Valerie Cherneski is a certified executive coach, facilitator and speaker who uses her background in law and psychology to motivate change and development. As the Founder of Cherneski Coaching, Valerie focuses her practice on highly driven lawyers and corporate professionals, and assists them on a variety of issues to streamline their lives and build further upon their success. Valerie serves clients across the United States and Canada and is a member of the iRelaunch coaching team.
Relaunching your career following a break requires you to re-organize your life and embark on many activities that you likely haven’t done for a while – create a Linkedin profile, apply for jobs, prepare for interviews, and take the leap of faith to get yourself back in the market. On top of all of this, you may worry that your age will hold you back – that’s a lot to have on your already full plate
Age is a top concern for relaunchers. This is the case for relaunchers of all ages, because whether age is going to be an issue depends on more than just your actual age – it can also depend on your industry, the length of your break, and whether you are making a career transition while relaunching.
Age, however, should not hold you back. When you are looking for work, imagine presenting yourself as a full pie. There are many pieces that make up the pie and age is just one piece of the pie. So when an employer is considering you for a role, she/he is looking at the entire pie that is you.
The good news is that your age is one of the only pieces of the pie that you cannot control, so let’s get busy working on all of the other pieces that are going to make you the best candidate for the role: your experience, your strengths, your stability and loyalty, your wisdom, your responsibility, your readiness to work with renewed focus and determination, your skills you are updating or learning, and your passion for the role.

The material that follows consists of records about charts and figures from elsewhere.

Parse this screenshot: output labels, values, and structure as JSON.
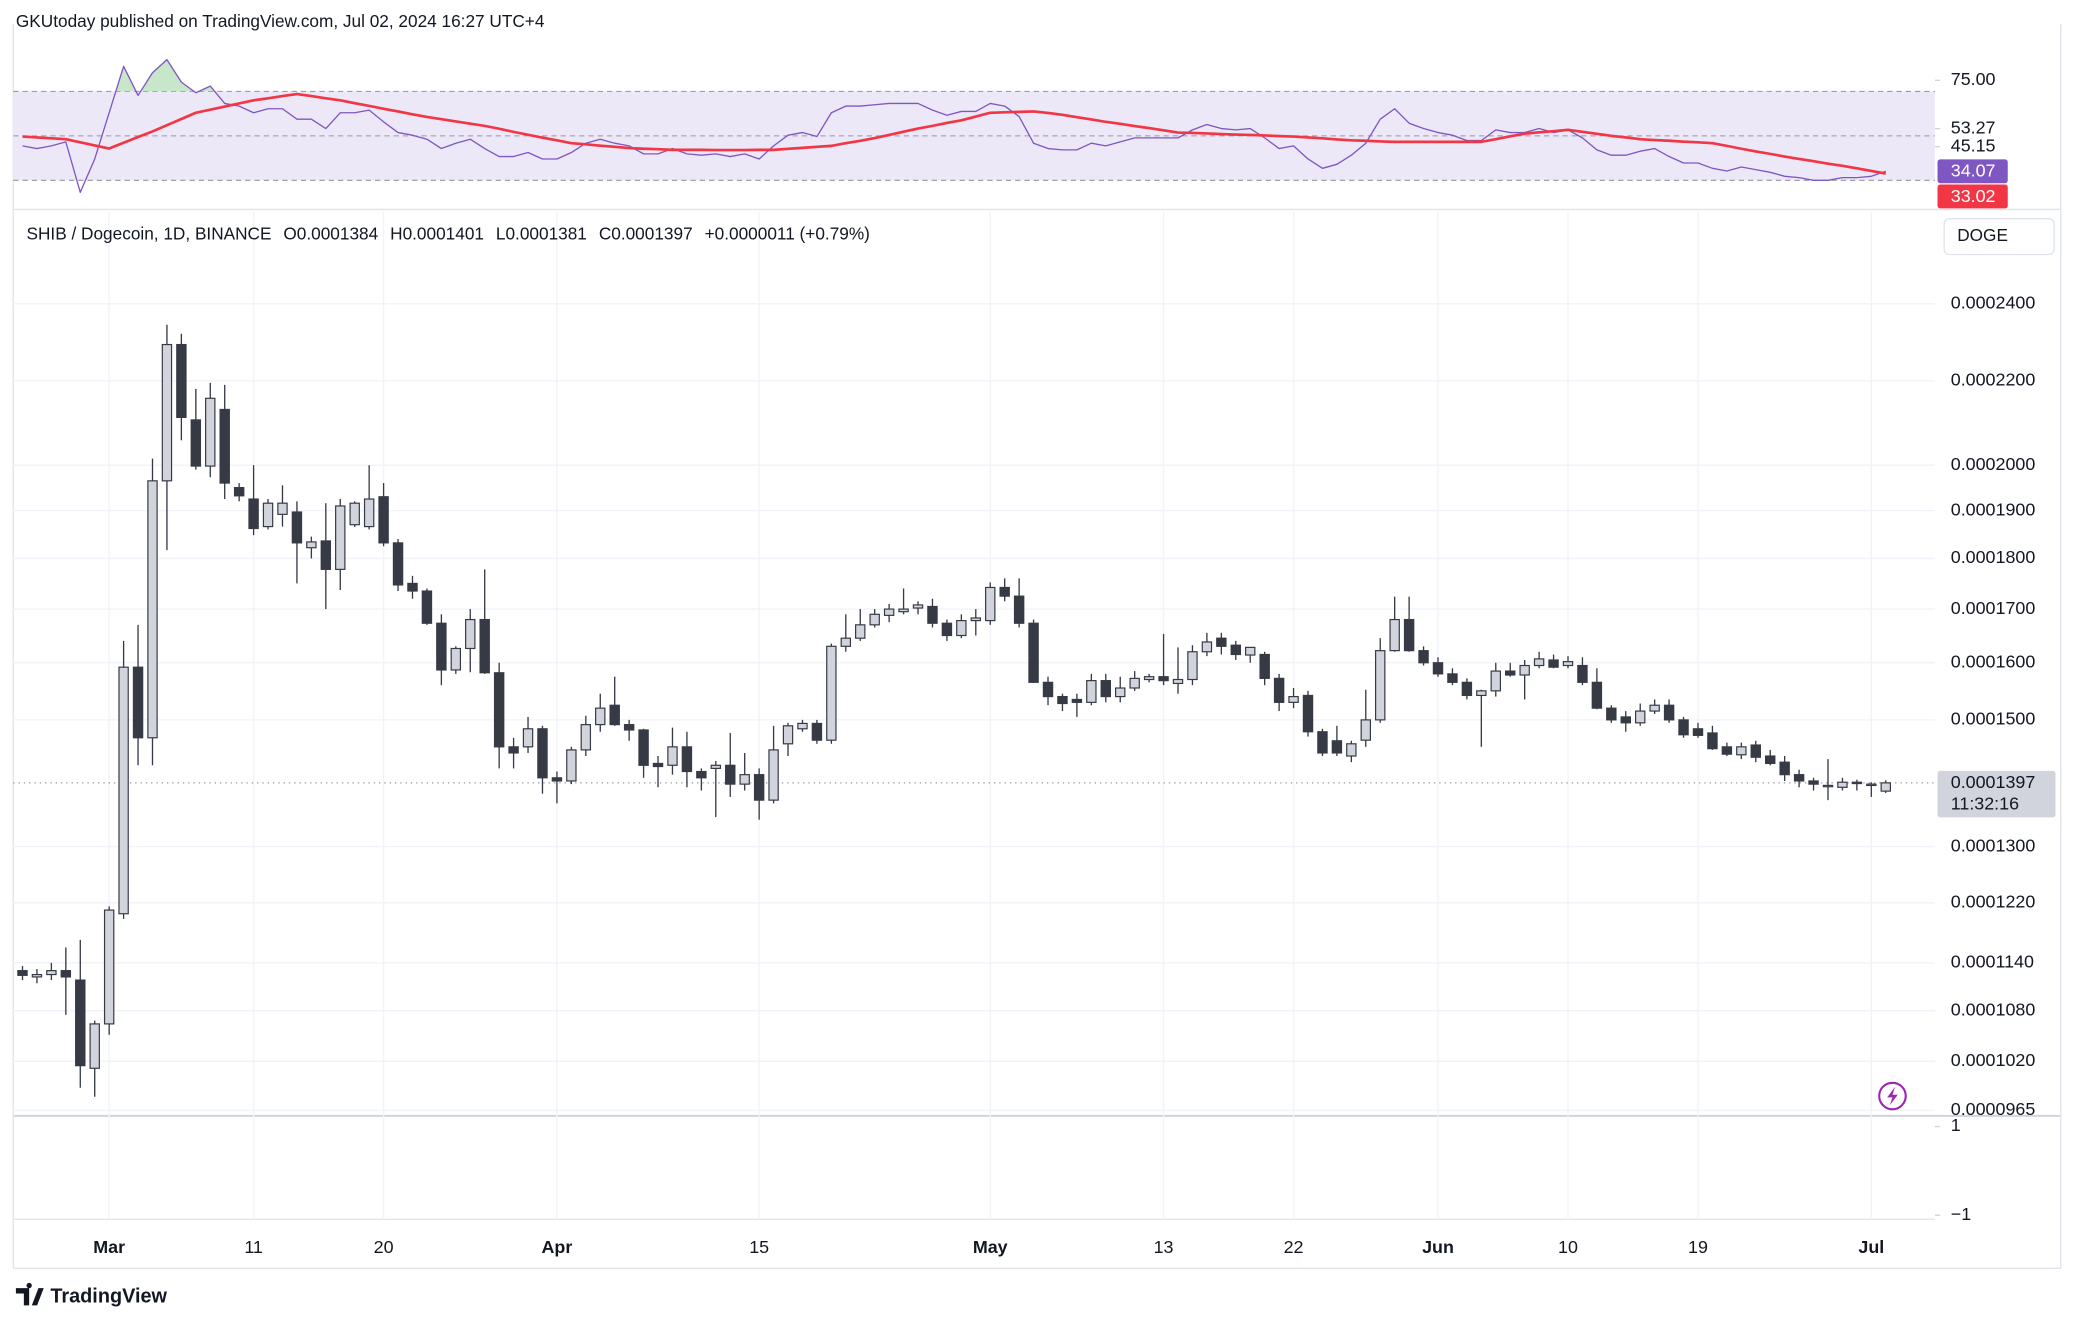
{
  "header": {
    "published": "GKUtoday published on TradingView.com, Jul 02, 2024 16:27 UTC+4"
  },
  "footer": {
    "brand": "TradingView"
  },
  "chart_data": [
    {
      "type": "candlestick",
      "title": "SHIB / Dogecoin, 1D, BINANCE",
      "ohlc_labels": [
        "O0.0001384",
        "H0.0001401",
        "L0.0001381",
        "C0.0001397",
        "+0.0000011 (+0.79%)"
      ],
      "currency": "DOGE",
      "last_price": {
        "value": 0.0001397,
        "label": "0.0001397"
      },
      "countdown": "11:32:16",
      "up_color": "#d1d4dc",
      "down_color": "#363a45",
      "log_scale": true,
      "grid": true,
      "xlim": [
        -0.64,
        132.4
      ],
      "xticks": [
        {
          "value": 6,
          "label": "Mar"
        },
        {
          "value": 16,
          "label": "11"
        },
        {
          "value": 25,
          "label": "20"
        },
        {
          "value": 37,
          "label": "Apr"
        },
        {
          "value": 51,
          "label": "15"
        },
        {
          "value": 67,
          "label": "May"
        },
        {
          "value": 79,
          "label": "13"
        },
        {
          "value": 88,
          "label": "22"
        },
        {
          "value": 98,
          "label": "Jun"
        },
        {
          "value": 107,
          "label": "10"
        },
        {
          "value": 116,
          "label": "19"
        },
        {
          "value": 128,
          "label": "Jul"
        }
      ],
      "ylim": [
        9.59e-05,
        0.0002662
      ],
      "yticks": [
        {
          "value": 0.00024,
          "label": "0.0002400"
        },
        {
          "value": 0.00022,
          "label": "0.0002200"
        },
        {
          "value": 0.0002,
          "label": "0.0002000"
        },
        {
          "value": 0.00019,
          "label": "0.0001900"
        },
        {
          "value": 0.00018,
          "label": "0.0001800"
        },
        {
          "value": 0.00017,
          "label": "0.0001700"
        },
        {
          "value": 0.00016,
          "label": "0.0001600"
        },
        {
          "value": 0.00015,
          "label": "0.0001500"
        },
        {
          "value": 0.00013,
          "label": "0.0001300"
        },
        {
          "value": 0.000122,
          "label": "0.0001220"
        },
        {
          "value": 0.000114,
          "label": "0.0001140"
        },
        {
          "value": 0.000108,
          "label": "0.0001080"
        },
        {
          "value": 0.000102,
          "label": "0.0001020"
        },
        {
          "value": 9.65e-05,
          "label": "0.0000965"
        }
      ],
      "open": [
        0.000113,
        0.0001122,
        0.0001125,
        0.000113,
        0.0001118,
        0.0001012,
        0.0001064,
        0.0001205,
        0.0001592,
        0.000147,
        0.0001965,
        0.0002292,
        0.0002105,
        0.0001998,
        0.000213,
        0.000195,
        0.0001925,
        0.0001866,
        0.0001892,
        0.0001897,
        0.0001822,
        0.0001836,
        0.0001778,
        0.000187,
        0.0001866,
        0.000193,
        0.0001832,
        0.000175,
        0.0001735,
        0.0001673,
        0.0001587,
        0.0001626,
        0.000168,
        0.0001582,
        0.0001455,
        0.0001455,
        0.0001485,
        0.0001405,
        0.00014,
        0.000145,
        0.0001492,
        0.0001525,
        0.0001492,
        0.0001483,
        0.0001428,
        0.0001425,
        0.0001455,
        0.0001415,
        0.000142,
        0.0001425,
        0.0001395,
        0.000141,
        0.000137,
        0.000146,
        0.0001485,
        0.0001494,
        0.0001466,
        0.000163,
        0.0001645,
        0.000167,
        0.0001688,
        0.0001695,
        0.0001702,
        0.0001705,
        0.0001673,
        0.000165,
        0.0001678,
        0.0001678,
        0.0001742,
        0.0001725,
        0.0001673,
        0.0001565,
        0.000154,
        0.0001535,
        0.000153,
        0.0001568,
        0.000154,
        0.0001555,
        0.000157,
        0.0001575,
        0.0001563,
        0.000157,
        0.000162,
        0.0001645,
        0.0001632,
        0.0001614,
        0.0001615,
        0.0001572,
        0.000153,
        0.0001542,
        0.000148,
        0.0001465,
        0.000144,
        0.0001466,
        0.00015,
        0.0001622,
        0.000168,
        0.0001622,
        0.00016,
        0.000158,
        0.0001565,
        0.0001542,
        0.000155,
        0.0001585,
        0.0001578,
        0.0001595,
        0.0001605,
        0.0001595,
        0.0001595,
        0.0001565,
        0.000152,
        0.0001505,
        0.0001495,
        0.0001515,
        0.0001525,
        0.00015,
        0.0001485,
        0.0001478,
        0.0001455,
        0.0001442,
        0.0001458,
        0.000144,
        0.000143,
        0.000141,
        0.00014,
        0.0001392,
        0.000139,
        0.0001398,
        0.0001393,
        0.0001384
      ],
      "high": [
        0.0001136,
        0.0001132,
        0.000114,
        0.000116,
        0.000117,
        0.0001068,
        0.0001215,
        0.000164,
        0.000167,
        0.0002015,
        0.0002344,
        0.000232,
        0.000218,
        0.0002195,
        0.000219,
        0.000196,
        0.0002,
        0.0001925,
        0.0001955,
        0.000192,
        0.0001845,
        0.0001916,
        0.0001925,
        0.000192,
        0.0002,
        0.000196,
        0.000184,
        0.0001765,
        0.000174,
        0.000169,
        0.000163,
        0.00017,
        0.0001778,
        0.00016,
        0.000147,
        0.0001505,
        0.000149,
        0.0001415,
        0.0001455,
        0.0001507,
        0.0001545,
        0.0001575,
        0.00015,
        0.0001485,
        0.000144,
        0.0001487,
        0.000148,
        0.000142,
        0.0001432,
        0.0001478,
        0.0001445,
        0.000142,
        0.000149,
        0.0001495,
        0.00015,
        0.00015,
        0.0001635,
        0.000169,
        0.00017,
        0.00017,
        0.000171,
        0.000174,
        0.0001715,
        0.000172,
        0.000168,
        0.000169,
        0.00017,
        0.0001752,
        0.000176,
        0.000176,
        0.000168,
        0.0001575,
        0.0001545,
        0.0001545,
        0.000158,
        0.000158,
        0.0001575,
        0.0001585,
        0.000158,
        0.0001653,
        0.0001628,
        0.0001632,
        0.0001655,
        0.0001655,
        0.000164,
        0.0001628,
        0.000162,
        0.000158,
        0.0001555,
        0.000155,
        0.0001485,
        0.000149,
        0.0001465,
        0.0001552,
        0.0001645,
        0.0001724,
        0.0001724,
        0.000163,
        0.000161,
        0.000159,
        0.0001572,
        0.0001552,
        0.00016,
        0.00016,
        0.0001605,
        0.000162,
        0.0001615,
        0.0001612,
        0.000161,
        0.000159,
        0.0001525,
        0.0001515,
        0.0001528,
        0.0001535,
        0.0001535,
        0.0001505,
        0.0001495,
        0.000149,
        0.0001462,
        0.0001462,
        0.0001465,
        0.000145,
        0.000144,
        0.0001418,
        0.0001405,
        0.0001435,
        0.0001405,
        0.0001402,
        0.0001398,
        0.0001401
      ],
      "low": [
        0.0001118,
        0.0001114,
        0.0001118,
        0.0001075,
        9.9e-05,
        9.8e-05,
        0.0001051,
        0.0001198,
        0.0001425,
        0.0001425,
        0.0001817,
        0.0002057,
        0.000199,
        0.0001973,
        0.0001925,
        0.000192,
        0.0001848,
        0.000186,
        0.0001866,
        0.000175,
        0.00018,
        0.00017,
        0.0001737,
        0.0001865,
        0.000186,
        0.0001825,
        0.0001735,
        0.000172,
        0.000167,
        0.000156,
        0.000158,
        0.0001583,
        0.000158,
        0.000142,
        0.000142,
        0.0001445,
        0.000138,
        0.0001365,
        0.0001395,
        0.000144,
        0.000148,
        0.000149,
        0.0001465,
        0.0001405,
        0.000139,
        0.000141,
        0.000139,
        0.0001385,
        0.0001344,
        0.0001375,
        0.0001385,
        0.000134,
        0.0001365,
        0.000144,
        0.000148,
        0.000146,
        0.000146,
        0.000162,
        0.000164,
        0.0001665,
        0.0001675,
        0.000169,
        0.000169,
        0.0001665,
        0.000164,
        0.0001645,
        0.000165,
        0.000167,
        0.0001715,
        0.0001665,
        0.0001565,
        0.0001525,
        0.0001515,
        0.0001505,
        0.0001525,
        0.000153,
        0.000153,
        0.000155,
        0.0001565,
        0.000156,
        0.0001545,
        0.000156,
        0.0001612,
        0.0001615,
        0.0001605,
        0.00016,
        0.000156,
        0.0001515,
        0.000152,
        0.0001472,
        0.000144,
        0.000144,
        0.000143,
        0.0001455,
        0.0001495,
        0.000162,
        0.000162,
        0.0001595,
        0.0001575,
        0.000156,
        0.0001535,
        0.0001455,
        0.000154,
        0.0001575,
        0.0001535,
        0.000159,
        0.000159,
        0.000159,
        0.000156,
        0.0001518,
        0.0001495,
        0.000148,
        0.000149,
        0.000151,
        0.0001495,
        0.000147,
        0.000147,
        0.000145,
        0.000144,
        0.0001435,
        0.000143,
        0.0001425,
        0.00014,
        0.000139,
        0.0001385,
        0.000137,
        0.0001385,
        0.0001385,
        0.0001375,
        0.0001381
      ],
      "close": [
        0.0001124,
        0.0001125,
        0.000113,
        0.0001122,
        0.0001015,
        0.0001064,
        0.000121,
        0.0001592,
        0.000147,
        0.0001965,
        0.0002292,
        0.0002111,
        0.0001998,
        0.0002157,
        0.000196,
        0.0001932,
        0.0001862,
        0.0001916,
        0.0001916,
        0.0001832,
        0.0001834,
        0.0001778,
        0.000191,
        0.0001916,
        0.0001925,
        0.0001832,
        0.0001747,
        0.0001735,
        0.0001673,
        0.0001587,
        0.0001626,
        0.000168,
        0.0001582,
        0.0001455,
        0.0001445,
        0.0001485,
        0.0001405,
        0.00014,
        0.000145,
        0.0001492,
        0.000152,
        0.0001492,
        0.0001483,
        0.0001425,
        0.0001423,
        0.0001455,
        0.0001415,
        0.0001405,
        0.0001425,
        0.0001395,
        0.000141,
        0.000137,
        0.000145,
        0.000149,
        0.0001494,
        0.0001466,
        0.000163,
        0.0001645,
        0.000167,
        0.000169,
        0.00017,
        0.00017,
        0.0001708,
        0.0001673,
        0.000165,
        0.0001678,
        0.0001683,
        0.0001742,
        0.0001725,
        0.0001673,
        0.0001565,
        0.000154,
        0.0001528,
        0.000153,
        0.0001568,
        0.000154,
        0.0001555,
        0.0001572,
        0.0001575,
        0.0001568,
        0.000157,
        0.000162,
        0.0001638,
        0.000163,
        0.0001615,
        0.0001628,
        0.0001572,
        0.000153,
        0.000154,
        0.000148,
        0.0001445,
        0.0001445,
        0.000146,
        0.00015,
        0.0001622,
        0.000168,
        0.0001622,
        0.00016,
        0.000158,
        0.0001565,
        0.0001542,
        0.000155,
        0.0001585,
        0.0001578,
        0.0001595,
        0.0001607,
        0.0001592,
        0.0001602,
        0.0001565,
        0.000152,
        0.00015,
        0.0001495,
        0.0001515,
        0.0001525,
        0.00015,
        0.0001475,
        0.0001474,
        0.0001452,
        0.0001443,
        0.0001455,
        0.0001438,
        0.0001428,
        0.000141,
        0.00014,
        0.0001395,
        0.0001393,
        0.0001398,
        0.0001396,
        0.0001395,
        0.0001397
      ]
    },
    {
      "type": "line",
      "ylim": [
        16.9,
        100.4
      ],
      "yticks": [
        {
          "value": 75,
          "label": "75.00"
        },
        53.27,
        45.15
      ],
      "levels": [
        70,
        50,
        30
      ],
      "band_color": "#ede8f7",
      "overbought_color": "#c8e6c9",
      "series": [
        {
          "color": "#7e57c2",
          "values": [
            45.5,
            44.3,
            45.5,
            47.3,
            24.6,
            39.6,
            60.4,
            81.3,
            68.2,
            78.4,
            84.3,
            74.2,
            69.4,
            72.4,
            64.6,
            63.4,
            60.4,
            62.2,
            62.2,
            57.5,
            57.5,
            53.3,
            60.4,
            60.4,
            61.6,
            56.3,
            51.5,
            50.3,
            48.5,
            44.3,
            46.7,
            48.5,
            44.3,
            40.7,
            40.7,
            42.5,
            39.6,
            39.6,
            42.5,
            46.7,
            48.5,
            46.7,
            45.5,
            41.9,
            41.9,
            44.3,
            41.9,
            41.3,
            41.9,
            40.7,
            41.9,
            39.6,
            45.5,
            50.3,
            51.5,
            49.7,
            60.4,
            63.4,
            63.4,
            64.0,
            64.6,
            64.6,
            64.6,
            61.6,
            59.3,
            61.0,
            61.0,
            64.6,
            63.4,
            58.7,
            46.7,
            44.3,
            43.7,
            43.7,
            46.7,
            45.5,
            47.3,
            49.1,
            49.1,
            49.1,
            49.1,
            52.7,
            55.1,
            53.3,
            52.7,
            53.3,
            49.1,
            44.3,
            45.5,
            39.6,
            35.4,
            37.2,
            41.3,
            46.7,
            57.5,
            62.2,
            55.7,
            53.3,
            51.5,
            50.3,
            47.9,
            47.9,
            52.7,
            51.5,
            51.5,
            53.3,
            51.5,
            52.7,
            49.1,
            43.7,
            41.3,
            41.3,
            43.1,
            44.3,
            40.7,
            37.8,
            37.8,
            35.4,
            34.2,
            36.0,
            34.8,
            33.6,
            31.8,
            31.2,
            30.0,
            30.0,
            31.2,
            31.2,
            31.8,
            34.07
          ]
        },
        {
          "color": "#f23645",
          "values": [
            49.7,
            49.3,
            48.9,
            48.5,
            47.1,
            45.7,
            44.3,
            46.9,
            49.5,
            52.0,
            54.8,
            57.6,
            60.4,
            61.8,
            63.2,
            64.6,
            66.0,
            66.9,
            67.9,
            68.8,
            67.9,
            66.9,
            66.0,
            64.7,
            63.5,
            62.2,
            61.0,
            59.7,
            58.5,
            57.5,
            56.5,
            55.5,
            54.5,
            53.2,
            51.8,
            50.5,
            49.2,
            48.0,
            46.7,
            46.2,
            45.6,
            45.1,
            44.5,
            44.2,
            44.0,
            43.7,
            43.7,
            43.7,
            43.6,
            43.6,
            43.6,
            43.7,
            43.7,
            44.2,
            44.6,
            45.1,
            45.5,
            46.7,
            47.8,
            49.0,
            50.4,
            51.9,
            53.3,
            54.5,
            55.8,
            57.0,
            58.7,
            60.4,
            60.6,
            60.8,
            61.0,
            60.3,
            59.5,
            58.4,
            57.4,
            56.3,
            55.4,
            54.4,
            53.5,
            52.5,
            51.5,
            51.3,
            51.1,
            50.8,
            50.6,
            50.4,
            50.2,
            49.9,
            49.7,
            49.3,
            48.9,
            48.4,
            48.0,
            47.8,
            47.5,
            47.3,
            47.3,
            47.3,
            47.3,
            47.3,
            47.3,
            47.3,
            48.5,
            49.8,
            51.0,
            51.6,
            52.1,
            52.7,
            51.8,
            50.9,
            50.0,
            49.3,
            48.5,
            48.1,
            47.8,
            47.4,
            47.1,
            46.7,
            45.5,
            44.2,
            43.0,
            41.9,
            40.7,
            39.6,
            38.6,
            37.5,
            36.5,
            35.4,
            34.2,
            33.02
          ]
        }
      ]
    },
    {
      "type": "line",
      "ylim": [
        -1.09,
        1.21
      ],
      "yticks": [
        1,
        {
          "value": -1,
          "label": "−1"
        }
      ]
    }
  ]
}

Practically speaking, when preparing for meetings and interviews, put yourself in the shoes of your interviewer and get ahead of what she/he may be thinking:
- If you are worried they may see you as outdated, speak to this in your interview and demonstrate that this is not the case because you are a quick learner, you have kept up to date, and have a natural ability to adapt. Do your research and dress for the part – don’t underestimate the message you can send through your appearance.
- If you are worried that your potential new manager, who is younger, may be concerned about managing an older employee, speak to your strengths as a team player, your success in the past working with people of all ages, your eagerness to learn and your lack of interest in office politics.
- If you are worried that you will appear overqualified (which could be age related), get straight to the point and explain why the role is exactly what you want at this stage of your career. Be clear that you intentionally chose that role and show them why your skills are a great fit.
ALWAYS use examples. Saying you are a quick learner is not enough – immediately follow through with an example from your past that highlights this quality. This proves your point and makes you memorable.
If you make age a big deal, it will show. You cannot turn back time, so build your confidence by owning your age and recognizing it is only one piece of the pie AND it could be a real plus – it’s up to you make it so!